Gnu/coreutils/Translating

From Get docs

9.1.2 Translating

tr performs translation when set1 and set2 are both given and the --delete (-d) option is not given. tr translates each character of its input that is in set1 to the corresponding character in set2. Characters not in set1 are passed through unchanged. When a character appears more than once in set1 and the corresponding characters in set2 are not all the same, only the final one is used. For example, these two commands are equivalent:

tr aaa xyz
tr a z

A common use of tr is to convert lowercase characters to uppercase. This can be done in many ways. Here are three of them:

tr abcdefghijklmnopqrstuvwxyz ABCDEFGHIJKLMNOPQRSTUVWXYZ
tr a-z A-Z
tr '[:lower:]' '[:upper:]'

But note that using ranges like a-z above is not portable.

When tr is performing translation, set1 and set2 typically have the same length. If set1 is shorter than set2, the extra characters at the end of set2 are ignored.

On the other hand, making set1 longer than set2 is not portable; POSIX says that the result is undefined. In this situation, BSD tr pads set2 to the length of set1 by repeating the last character of set2 as many times as necessary. System V tr truncates set1 to the length of set2.
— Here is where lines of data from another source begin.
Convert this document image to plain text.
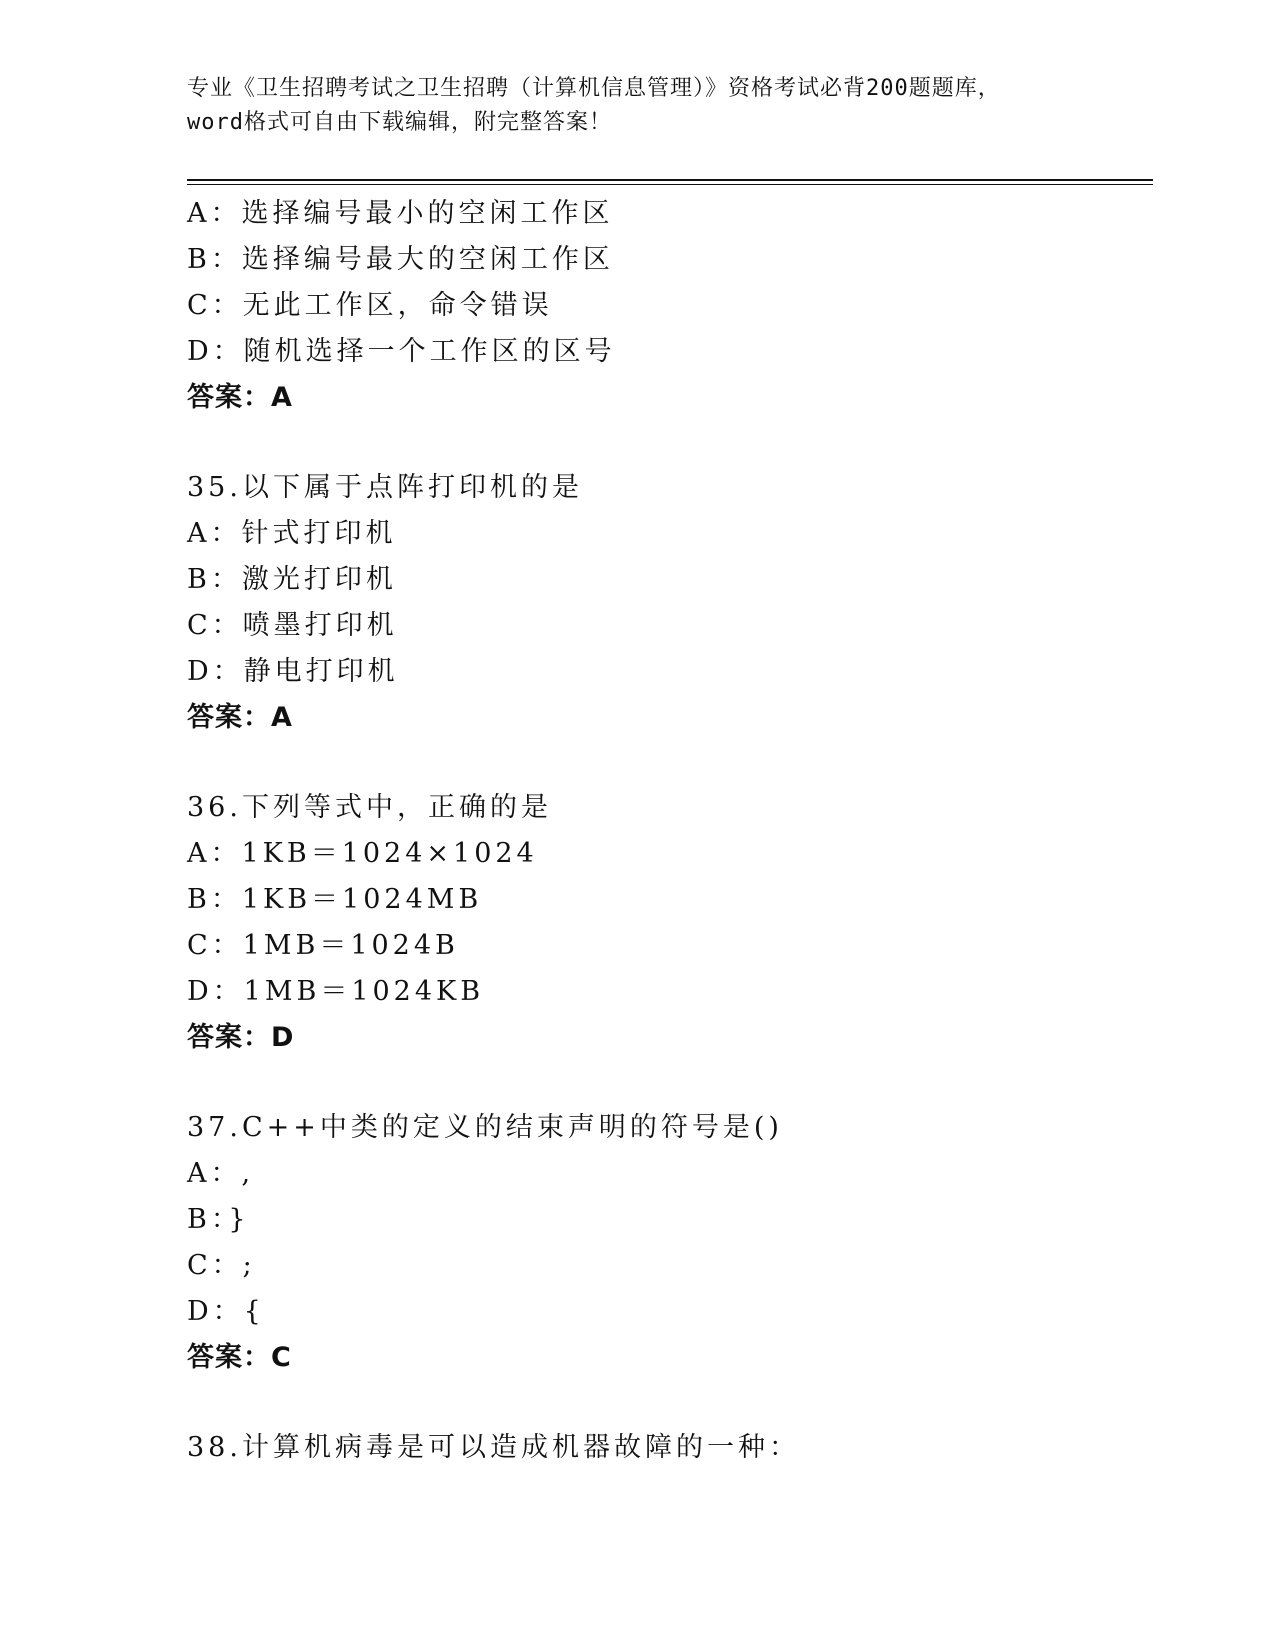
专业《卫生招聘考试之卫生招聘（计算机信息管理）》资格考试必背200题题库，
word格式可自由下载编辑，附完整答案！
A：选择编号最小的空闲工作区
B：选择编号最大的空闲工作区
C：无此工作区，命令错误
D：随机选择一个工作区的区号
答案：A
35.以下属于点阵打印机的是
A：针式打印机
B：激光打印机
C：喷墨打印机
D：静电打印机
答案：A
36.下列等式中，正确的是
A：1KB＝1024×1024
B：1KB＝1024MB
C：1MB＝1024B
D：1MB＝1024KB
答案：D
37.C++中类的定义的结束声明的符号是()
A：,
B：}
C：;
D：{
答案：C
38.计算机病毒是可以造成机器故障的一种：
By default, GNU tr handles this case like BSD tr. When the --truncate-set1 (-t) option is given, GNU tr handles this case like the System V tr instead. This option is ignored for operations other than translation.

Acting like System V tr in this case breaks the relatively common BSD idiom:

tr -cs A-Za-z0-9 '\012'

because it converts only zero bytes (the first element in the complement of set1), rather than all non-alphanumerics, to newlines.

By the way, the above idiom is not portable because it uses ranges, and it assumes that the octal code for newline is 012. Assuming a POSIX compliant tr, here is a better way to write it:

tr -cs '[:alnum:]' '[\n*]'